Barclays has been fined £37.7 million in a record punishment from the City regulator for failing to provide adequate protection for its clients' funds.
The Financial Conduct Authority (FCA) said Barclays put £16.5 billion of client assets at unnecessary risk in the event that the bank had become insolvent.
It is the highest fine ever imposed by the FCA or its predecessor the FSA for client assets breaches, reflecting "significant weaknesses" in the systems and controls at the investment banking arm between 2007 and January 2012. The regulator said Barclays had failed to apply lessons from previous enforcement actions, as well as numerous industry-wide warnings.
FCA director of enforcement Tracey McDermott said: "All firms should be clear after Lehman that there is no excuse for failing to safeguard client assets."
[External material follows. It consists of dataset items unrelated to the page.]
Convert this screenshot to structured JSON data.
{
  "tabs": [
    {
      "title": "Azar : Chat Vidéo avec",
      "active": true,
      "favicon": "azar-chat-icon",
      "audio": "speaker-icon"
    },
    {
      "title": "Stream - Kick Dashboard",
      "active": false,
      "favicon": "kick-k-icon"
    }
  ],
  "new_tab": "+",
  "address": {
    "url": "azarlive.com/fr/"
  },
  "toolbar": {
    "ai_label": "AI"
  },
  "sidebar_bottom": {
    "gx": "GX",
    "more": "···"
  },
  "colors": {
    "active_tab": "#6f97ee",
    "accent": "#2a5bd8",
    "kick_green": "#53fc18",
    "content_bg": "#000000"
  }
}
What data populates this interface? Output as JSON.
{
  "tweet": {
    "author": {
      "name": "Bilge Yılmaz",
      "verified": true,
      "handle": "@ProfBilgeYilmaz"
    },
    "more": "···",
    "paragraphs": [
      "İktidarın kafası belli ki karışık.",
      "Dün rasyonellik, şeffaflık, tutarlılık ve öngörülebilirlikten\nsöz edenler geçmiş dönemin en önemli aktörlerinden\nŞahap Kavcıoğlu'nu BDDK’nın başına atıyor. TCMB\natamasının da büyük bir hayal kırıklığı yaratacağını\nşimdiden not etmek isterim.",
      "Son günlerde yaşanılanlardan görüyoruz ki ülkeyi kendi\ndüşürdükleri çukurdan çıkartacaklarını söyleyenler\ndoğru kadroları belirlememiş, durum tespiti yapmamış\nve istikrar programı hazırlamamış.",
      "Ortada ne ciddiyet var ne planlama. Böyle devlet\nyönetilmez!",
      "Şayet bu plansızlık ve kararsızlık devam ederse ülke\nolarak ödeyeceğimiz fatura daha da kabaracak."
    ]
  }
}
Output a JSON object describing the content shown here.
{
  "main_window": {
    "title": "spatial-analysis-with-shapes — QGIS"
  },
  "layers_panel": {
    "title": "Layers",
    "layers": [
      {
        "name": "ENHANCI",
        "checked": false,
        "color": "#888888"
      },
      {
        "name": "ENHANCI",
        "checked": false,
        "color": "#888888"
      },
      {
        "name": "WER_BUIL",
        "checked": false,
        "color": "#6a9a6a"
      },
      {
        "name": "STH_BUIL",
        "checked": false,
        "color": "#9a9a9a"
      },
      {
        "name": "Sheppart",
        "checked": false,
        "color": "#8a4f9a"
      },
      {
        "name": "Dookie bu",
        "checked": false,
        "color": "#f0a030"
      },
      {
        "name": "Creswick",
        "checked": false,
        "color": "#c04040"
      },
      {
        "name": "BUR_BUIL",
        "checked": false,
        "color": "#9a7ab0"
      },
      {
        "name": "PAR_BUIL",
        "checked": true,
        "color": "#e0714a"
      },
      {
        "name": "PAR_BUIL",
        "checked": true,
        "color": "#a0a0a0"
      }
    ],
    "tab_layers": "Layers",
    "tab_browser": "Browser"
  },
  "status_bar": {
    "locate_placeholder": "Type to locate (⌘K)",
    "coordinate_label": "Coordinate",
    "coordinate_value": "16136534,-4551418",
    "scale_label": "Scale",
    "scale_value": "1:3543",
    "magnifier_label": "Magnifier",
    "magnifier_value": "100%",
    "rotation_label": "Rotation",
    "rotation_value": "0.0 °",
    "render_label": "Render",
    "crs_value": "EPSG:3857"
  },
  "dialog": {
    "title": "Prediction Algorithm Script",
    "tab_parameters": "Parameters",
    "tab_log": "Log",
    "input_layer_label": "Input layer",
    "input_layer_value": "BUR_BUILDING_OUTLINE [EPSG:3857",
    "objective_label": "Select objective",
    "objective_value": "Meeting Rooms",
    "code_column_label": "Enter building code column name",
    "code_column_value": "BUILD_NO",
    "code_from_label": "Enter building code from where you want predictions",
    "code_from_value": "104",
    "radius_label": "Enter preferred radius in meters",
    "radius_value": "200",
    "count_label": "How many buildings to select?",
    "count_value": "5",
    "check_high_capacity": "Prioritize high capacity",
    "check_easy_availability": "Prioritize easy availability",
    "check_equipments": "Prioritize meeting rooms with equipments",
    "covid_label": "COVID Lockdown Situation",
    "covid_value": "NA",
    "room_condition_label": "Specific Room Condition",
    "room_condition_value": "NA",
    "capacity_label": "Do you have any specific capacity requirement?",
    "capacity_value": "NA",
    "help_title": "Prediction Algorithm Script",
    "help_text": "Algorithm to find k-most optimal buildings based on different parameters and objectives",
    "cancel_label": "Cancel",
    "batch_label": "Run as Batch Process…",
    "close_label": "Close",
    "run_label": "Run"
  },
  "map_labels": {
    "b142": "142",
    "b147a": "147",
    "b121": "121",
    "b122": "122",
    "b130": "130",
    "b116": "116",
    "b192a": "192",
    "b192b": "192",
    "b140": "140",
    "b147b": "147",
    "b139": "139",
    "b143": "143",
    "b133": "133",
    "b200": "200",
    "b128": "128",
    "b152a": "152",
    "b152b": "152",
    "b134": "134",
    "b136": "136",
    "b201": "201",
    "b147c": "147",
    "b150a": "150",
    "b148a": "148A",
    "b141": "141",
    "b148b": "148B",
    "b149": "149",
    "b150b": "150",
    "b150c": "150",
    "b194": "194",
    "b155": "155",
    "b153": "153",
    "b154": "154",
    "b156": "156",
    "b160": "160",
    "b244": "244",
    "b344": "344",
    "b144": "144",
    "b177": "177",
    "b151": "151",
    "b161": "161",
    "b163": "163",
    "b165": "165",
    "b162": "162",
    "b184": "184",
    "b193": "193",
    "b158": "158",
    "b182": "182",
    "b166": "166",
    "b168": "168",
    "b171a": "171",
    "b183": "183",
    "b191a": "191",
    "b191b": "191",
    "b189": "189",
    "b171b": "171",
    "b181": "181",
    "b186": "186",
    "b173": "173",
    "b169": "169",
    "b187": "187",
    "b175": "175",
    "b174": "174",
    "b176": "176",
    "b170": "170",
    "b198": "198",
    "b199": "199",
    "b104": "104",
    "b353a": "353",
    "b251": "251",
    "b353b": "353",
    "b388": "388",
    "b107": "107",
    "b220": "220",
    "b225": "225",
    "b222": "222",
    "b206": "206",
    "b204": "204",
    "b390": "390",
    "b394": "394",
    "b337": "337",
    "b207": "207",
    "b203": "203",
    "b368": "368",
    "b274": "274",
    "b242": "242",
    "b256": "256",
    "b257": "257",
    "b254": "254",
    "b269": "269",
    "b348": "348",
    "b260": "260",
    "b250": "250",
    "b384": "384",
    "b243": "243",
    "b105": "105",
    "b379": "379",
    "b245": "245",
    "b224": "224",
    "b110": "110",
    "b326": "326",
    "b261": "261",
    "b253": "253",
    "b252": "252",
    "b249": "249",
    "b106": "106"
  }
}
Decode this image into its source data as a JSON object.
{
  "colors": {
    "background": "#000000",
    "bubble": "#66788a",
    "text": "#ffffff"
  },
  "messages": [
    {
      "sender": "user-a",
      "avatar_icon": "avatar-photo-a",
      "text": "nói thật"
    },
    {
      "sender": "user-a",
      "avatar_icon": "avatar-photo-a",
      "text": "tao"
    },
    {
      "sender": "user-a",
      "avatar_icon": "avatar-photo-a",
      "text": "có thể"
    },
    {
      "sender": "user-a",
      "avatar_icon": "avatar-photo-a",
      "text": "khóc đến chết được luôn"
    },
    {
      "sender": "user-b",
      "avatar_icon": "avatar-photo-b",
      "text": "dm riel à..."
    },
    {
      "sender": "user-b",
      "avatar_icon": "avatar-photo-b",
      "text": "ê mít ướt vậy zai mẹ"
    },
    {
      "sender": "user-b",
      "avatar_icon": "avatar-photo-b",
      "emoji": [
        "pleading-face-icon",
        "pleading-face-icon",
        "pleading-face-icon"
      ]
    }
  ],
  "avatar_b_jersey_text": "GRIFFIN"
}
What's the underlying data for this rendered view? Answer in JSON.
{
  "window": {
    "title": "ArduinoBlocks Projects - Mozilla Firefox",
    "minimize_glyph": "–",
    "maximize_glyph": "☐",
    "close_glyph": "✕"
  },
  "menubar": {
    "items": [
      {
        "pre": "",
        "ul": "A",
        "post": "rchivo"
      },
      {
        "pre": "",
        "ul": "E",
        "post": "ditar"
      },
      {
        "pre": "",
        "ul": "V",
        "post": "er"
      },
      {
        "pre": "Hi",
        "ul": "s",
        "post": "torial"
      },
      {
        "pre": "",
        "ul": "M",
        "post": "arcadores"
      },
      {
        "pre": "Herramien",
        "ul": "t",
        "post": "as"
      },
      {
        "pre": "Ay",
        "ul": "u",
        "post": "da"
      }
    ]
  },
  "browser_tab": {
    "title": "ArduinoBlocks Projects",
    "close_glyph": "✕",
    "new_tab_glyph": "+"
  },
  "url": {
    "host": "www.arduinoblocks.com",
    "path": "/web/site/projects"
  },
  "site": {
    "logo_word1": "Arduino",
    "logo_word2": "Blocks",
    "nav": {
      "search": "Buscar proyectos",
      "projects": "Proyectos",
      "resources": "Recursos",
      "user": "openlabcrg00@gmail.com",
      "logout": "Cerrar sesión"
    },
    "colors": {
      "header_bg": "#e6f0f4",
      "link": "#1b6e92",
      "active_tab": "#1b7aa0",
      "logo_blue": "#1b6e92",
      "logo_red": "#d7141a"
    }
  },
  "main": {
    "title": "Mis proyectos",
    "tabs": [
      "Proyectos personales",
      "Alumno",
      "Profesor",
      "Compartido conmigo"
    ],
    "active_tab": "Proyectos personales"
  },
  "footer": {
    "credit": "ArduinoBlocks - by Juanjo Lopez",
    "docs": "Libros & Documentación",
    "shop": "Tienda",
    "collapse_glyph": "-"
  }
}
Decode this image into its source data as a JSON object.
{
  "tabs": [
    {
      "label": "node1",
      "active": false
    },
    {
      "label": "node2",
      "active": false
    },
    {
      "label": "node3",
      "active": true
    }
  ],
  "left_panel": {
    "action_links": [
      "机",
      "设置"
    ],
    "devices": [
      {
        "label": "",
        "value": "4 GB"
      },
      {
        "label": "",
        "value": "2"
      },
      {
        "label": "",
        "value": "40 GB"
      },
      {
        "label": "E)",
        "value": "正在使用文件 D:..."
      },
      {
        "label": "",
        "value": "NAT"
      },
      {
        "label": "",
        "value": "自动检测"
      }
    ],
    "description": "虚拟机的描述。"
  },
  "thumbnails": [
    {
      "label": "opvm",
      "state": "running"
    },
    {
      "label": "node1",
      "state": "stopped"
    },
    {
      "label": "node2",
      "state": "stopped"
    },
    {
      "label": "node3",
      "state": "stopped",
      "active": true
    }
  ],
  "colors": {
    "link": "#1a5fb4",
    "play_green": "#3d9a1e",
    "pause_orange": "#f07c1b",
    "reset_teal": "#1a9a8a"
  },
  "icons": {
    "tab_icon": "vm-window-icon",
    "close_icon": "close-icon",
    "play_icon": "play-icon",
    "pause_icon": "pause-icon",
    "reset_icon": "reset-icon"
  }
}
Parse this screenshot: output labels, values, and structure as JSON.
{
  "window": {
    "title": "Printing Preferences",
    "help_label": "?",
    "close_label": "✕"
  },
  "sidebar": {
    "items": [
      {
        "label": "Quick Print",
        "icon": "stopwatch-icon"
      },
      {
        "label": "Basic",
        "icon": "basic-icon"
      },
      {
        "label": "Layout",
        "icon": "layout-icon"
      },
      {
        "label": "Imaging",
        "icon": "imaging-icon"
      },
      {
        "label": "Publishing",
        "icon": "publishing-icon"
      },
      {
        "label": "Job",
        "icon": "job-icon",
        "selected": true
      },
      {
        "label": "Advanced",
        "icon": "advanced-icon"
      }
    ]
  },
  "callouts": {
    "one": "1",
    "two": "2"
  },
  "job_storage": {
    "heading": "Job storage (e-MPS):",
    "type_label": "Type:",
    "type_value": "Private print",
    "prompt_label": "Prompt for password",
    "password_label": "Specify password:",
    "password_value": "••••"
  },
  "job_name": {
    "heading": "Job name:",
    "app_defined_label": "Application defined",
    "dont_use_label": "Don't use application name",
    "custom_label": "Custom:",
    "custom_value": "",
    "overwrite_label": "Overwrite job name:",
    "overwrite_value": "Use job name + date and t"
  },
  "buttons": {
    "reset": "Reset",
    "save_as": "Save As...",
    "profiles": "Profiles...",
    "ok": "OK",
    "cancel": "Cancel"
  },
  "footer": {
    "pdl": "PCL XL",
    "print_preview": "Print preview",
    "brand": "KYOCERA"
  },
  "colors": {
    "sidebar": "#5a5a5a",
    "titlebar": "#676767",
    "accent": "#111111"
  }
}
The fine, which comes three years after another Barclays subsidiary was penalised £1.1 million for similar matters, relates to the period prior to the appointment of Antony Jenkins as the bank's group chief executive.
Barclays said it did not profit from the issue and no customers lost out.
In a statement, the bank said: " Barclays identified and self-reported to the FCA the issues giving rise to the FCA's findings and we accept their conclusion. Barclays has subsequently enhanced its systems to resolve these issues and to ensure we have the requisite processes in place. No client has suffered any loss as a consequence of this weakness in our processes which existed prior to January 2012."
JP Morgan was fined £33 million for similar misconduct in 2010.
The FCA said that Barclays' failure to safeguard funds meant clients risked incurring extra costs, lengthy delays or losing their assets if the bank had become insolvent.
FCA director of markets David Lawton said: " Safeguarding client assets is key to maintaining market confidence if firms fail - Barclays' lack of focus on the rules was unacceptable."
Two years ago, Barclays paid £290 million to settle claims by UK and United States regulators over the manipulation of Libor and Euribor interbank lending. It is currently contesting charges in New York that it misled large institutional investors in the United States by falsely telling them it was taking measures to protect them from predatory high-frequency traders.
And the Serious Fraud Office is looking at Barclays' dealings with Qatari officials during a cash call in the banking crisis of 2008.